Single by Katy Tiz
- Released: February 10, 2015
- Genre: Pop
- Length: 3:35
- Label: Atlantic
- Songwriters: Katy Tiz; Kinetics & One Love; Emily Warren; Jorge Menezes;
- Producer: J.R. Rotem;

Katy Tiz singles chronology
| "The Big Bang" (2014) | "Whistle (While You Work It)" (2015) | "Samurai" (2016) |

Music video
- "Whistle (While You Work It)" on YouTube

= Whistle (While You Work It) =

"Whistle (While You Work It)" is a song by British singer-songwriter Katy Tiz. It was written by Tiz, Kinetics & One Love, and songwriter Emily Warren for Tiz's debut studio album. It was released onto iTunes on 10 February 2015.

A Simlish (the language in most of The Sims games) version of the song was recorded and included in an expansion pack for The Sims 4, titled The Sims 4: Get to Work.

==Background==
Tiz said in an interview that she wrote the song about a darker period in her life where she felt like nothing was going her way, but her brother was there to tell her to chin up, keep moving, and never give up. It was cowritten with Kinetics & One Love, songwriter Emily Warren and was produced by J.R. Rotem and co-produced by Teal Douville.

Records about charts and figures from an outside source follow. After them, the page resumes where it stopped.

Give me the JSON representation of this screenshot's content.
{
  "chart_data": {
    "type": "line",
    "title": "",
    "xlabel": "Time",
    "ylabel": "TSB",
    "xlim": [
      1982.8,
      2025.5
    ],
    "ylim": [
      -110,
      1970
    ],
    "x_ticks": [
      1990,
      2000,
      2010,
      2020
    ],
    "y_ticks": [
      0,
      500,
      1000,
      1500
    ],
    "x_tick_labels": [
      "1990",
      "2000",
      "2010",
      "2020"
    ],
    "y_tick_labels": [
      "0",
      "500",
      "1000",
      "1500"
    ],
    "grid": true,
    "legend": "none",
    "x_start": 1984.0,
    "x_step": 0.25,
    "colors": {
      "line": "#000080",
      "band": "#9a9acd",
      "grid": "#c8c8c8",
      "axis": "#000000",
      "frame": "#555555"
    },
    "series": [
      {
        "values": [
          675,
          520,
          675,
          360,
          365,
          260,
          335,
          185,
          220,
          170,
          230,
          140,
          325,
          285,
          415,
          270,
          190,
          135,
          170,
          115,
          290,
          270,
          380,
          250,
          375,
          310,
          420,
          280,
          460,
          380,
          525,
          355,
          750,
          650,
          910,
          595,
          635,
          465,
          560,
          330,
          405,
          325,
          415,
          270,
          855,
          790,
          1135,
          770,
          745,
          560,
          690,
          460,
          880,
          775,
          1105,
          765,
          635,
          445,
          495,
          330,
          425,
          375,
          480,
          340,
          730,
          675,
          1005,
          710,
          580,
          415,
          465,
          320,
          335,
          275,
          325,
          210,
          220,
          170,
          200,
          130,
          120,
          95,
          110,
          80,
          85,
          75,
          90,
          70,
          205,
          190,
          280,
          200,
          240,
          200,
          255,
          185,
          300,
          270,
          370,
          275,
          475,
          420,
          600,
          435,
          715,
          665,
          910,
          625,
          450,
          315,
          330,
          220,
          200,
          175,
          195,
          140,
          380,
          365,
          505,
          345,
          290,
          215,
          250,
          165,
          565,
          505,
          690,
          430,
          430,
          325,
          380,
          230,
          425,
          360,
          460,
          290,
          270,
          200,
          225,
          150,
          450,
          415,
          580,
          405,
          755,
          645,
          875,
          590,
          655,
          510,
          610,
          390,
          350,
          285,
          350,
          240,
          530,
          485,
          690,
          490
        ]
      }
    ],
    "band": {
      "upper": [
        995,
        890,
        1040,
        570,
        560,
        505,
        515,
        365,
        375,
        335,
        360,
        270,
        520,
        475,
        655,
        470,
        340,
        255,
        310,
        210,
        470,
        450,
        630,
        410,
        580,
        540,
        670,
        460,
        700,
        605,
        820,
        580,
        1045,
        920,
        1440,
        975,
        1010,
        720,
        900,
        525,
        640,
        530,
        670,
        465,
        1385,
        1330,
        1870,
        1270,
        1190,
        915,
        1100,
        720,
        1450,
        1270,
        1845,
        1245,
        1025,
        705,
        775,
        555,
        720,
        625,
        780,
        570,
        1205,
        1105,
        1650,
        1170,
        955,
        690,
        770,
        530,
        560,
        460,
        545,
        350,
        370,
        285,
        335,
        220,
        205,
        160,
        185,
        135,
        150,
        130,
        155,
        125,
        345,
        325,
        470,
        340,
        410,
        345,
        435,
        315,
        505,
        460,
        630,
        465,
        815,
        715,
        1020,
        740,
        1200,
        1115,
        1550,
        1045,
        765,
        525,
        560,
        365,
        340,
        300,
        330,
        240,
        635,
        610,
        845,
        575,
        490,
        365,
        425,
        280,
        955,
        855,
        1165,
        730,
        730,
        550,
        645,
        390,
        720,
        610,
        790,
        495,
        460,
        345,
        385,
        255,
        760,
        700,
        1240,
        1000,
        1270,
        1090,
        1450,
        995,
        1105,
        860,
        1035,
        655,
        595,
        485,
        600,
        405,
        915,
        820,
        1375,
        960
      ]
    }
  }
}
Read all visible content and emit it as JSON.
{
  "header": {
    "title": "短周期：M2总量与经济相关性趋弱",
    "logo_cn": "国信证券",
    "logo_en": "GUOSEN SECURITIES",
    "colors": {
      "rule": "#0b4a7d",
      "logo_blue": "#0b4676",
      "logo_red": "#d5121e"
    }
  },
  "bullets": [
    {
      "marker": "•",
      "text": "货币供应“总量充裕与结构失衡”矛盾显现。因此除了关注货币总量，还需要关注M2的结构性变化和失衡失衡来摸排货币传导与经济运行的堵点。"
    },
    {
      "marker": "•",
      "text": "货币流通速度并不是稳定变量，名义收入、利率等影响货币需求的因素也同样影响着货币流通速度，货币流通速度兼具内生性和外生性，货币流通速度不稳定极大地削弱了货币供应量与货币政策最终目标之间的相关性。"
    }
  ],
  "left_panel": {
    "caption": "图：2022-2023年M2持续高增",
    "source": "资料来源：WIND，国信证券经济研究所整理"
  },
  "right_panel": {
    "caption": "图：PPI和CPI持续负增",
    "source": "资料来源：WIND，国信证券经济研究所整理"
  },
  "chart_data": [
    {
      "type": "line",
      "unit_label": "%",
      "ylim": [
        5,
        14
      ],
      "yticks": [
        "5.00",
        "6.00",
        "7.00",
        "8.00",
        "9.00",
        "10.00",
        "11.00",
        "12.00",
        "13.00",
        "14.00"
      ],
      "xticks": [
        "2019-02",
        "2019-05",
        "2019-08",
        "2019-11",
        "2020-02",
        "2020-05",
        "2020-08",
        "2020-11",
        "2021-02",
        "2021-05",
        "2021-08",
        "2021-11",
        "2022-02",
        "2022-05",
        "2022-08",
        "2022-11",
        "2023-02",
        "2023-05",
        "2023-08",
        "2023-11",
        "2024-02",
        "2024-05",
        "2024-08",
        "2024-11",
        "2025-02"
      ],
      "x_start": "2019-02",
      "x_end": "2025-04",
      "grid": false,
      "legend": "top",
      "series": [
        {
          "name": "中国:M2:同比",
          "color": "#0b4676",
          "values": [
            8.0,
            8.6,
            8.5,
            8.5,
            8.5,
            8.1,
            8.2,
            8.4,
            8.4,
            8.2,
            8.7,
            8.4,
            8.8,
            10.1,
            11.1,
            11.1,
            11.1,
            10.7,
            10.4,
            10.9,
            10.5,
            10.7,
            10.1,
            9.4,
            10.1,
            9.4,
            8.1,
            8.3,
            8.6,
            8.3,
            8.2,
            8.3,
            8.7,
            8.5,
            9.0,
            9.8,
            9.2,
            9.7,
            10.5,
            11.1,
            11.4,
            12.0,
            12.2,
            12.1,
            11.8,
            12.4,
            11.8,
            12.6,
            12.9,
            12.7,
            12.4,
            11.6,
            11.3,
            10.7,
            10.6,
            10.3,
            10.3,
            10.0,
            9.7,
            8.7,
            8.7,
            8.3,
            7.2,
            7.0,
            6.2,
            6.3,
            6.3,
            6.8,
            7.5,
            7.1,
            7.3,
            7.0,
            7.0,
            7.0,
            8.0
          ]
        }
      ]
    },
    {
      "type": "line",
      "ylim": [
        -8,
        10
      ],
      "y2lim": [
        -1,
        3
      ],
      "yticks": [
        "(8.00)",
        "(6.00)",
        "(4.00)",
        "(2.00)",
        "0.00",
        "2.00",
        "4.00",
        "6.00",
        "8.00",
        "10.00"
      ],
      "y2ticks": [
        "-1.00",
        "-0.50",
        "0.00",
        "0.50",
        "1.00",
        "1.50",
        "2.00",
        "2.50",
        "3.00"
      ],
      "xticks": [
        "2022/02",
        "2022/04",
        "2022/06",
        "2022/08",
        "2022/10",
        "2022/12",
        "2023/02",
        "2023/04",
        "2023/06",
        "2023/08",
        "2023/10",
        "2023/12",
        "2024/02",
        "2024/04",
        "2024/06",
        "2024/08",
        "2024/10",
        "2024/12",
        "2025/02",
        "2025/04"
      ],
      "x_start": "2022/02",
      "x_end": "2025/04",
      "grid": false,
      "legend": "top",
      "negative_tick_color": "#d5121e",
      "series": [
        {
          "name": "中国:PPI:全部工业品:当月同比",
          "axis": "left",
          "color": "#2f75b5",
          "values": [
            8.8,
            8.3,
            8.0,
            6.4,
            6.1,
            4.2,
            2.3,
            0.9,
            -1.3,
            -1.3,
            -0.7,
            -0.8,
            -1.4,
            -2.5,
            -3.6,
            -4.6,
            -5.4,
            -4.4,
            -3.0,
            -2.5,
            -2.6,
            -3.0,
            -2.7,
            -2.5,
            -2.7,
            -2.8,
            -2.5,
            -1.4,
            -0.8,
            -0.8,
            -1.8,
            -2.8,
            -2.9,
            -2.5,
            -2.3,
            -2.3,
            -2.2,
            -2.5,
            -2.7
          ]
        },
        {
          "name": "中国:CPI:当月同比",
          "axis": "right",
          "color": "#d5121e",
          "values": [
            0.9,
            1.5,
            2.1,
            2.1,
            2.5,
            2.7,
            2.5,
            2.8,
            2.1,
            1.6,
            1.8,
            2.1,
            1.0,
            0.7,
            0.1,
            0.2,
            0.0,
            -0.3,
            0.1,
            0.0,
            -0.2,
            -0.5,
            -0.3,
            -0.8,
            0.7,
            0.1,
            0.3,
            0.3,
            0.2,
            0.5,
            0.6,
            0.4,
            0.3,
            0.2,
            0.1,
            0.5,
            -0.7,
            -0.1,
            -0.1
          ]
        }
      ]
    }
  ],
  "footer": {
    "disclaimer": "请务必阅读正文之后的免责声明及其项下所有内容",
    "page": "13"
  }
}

Tiz said about the song in an interview: "You may think this song is about going to the club and 'working it' but if you pay close attention to the lyrics, you'll see it's much deeper than that."

==Music video==
A music video for "Whistle (While You Work It)" was filmed and released by Syndrome Studio and director James Larese, and was uploaded onto Tiz's official YouTube channel on 16 April 2015.

The video combines live action with animation elements and shows Tiz interacting with a crew of animated animal friends and enjoying several activities with them such as getting their nails done, and trying out clothing.

Idolator gave the video a positive review: "Katy springs to life from street art. From there, the blond bombshell indulges in a little choreography with her girls, goes for a stroll with a crew of cartoon characters and gets her nails done. It deftly combines the live action and animation elements, and is guaranteed to put a smile on your face."

==Charts==

| Chart (2015) | Peak position |
|---|---|
| Australia Hitseekers (ARIA) | 1 |
| New Zealand (Recorded Music NZ) | 14 |
| New Zealand Digital Songs (Billboard) | 6 |
| Poland (Polish Airplay New) | 1 |
| US Adult Pop Airplay (Billboard) | 26 |
| US Bubbling Under Hot 100 (Billboard) | 20 |
| US Pop Digital Songs (Billboard) | 24 |

==Certifications==

| Region | Certification | Certified units/sales |
| New Zealand (RMNZ) | Platinum | 30,000^{‡} |
^{‡} Sales+streaming figures based on certification alone.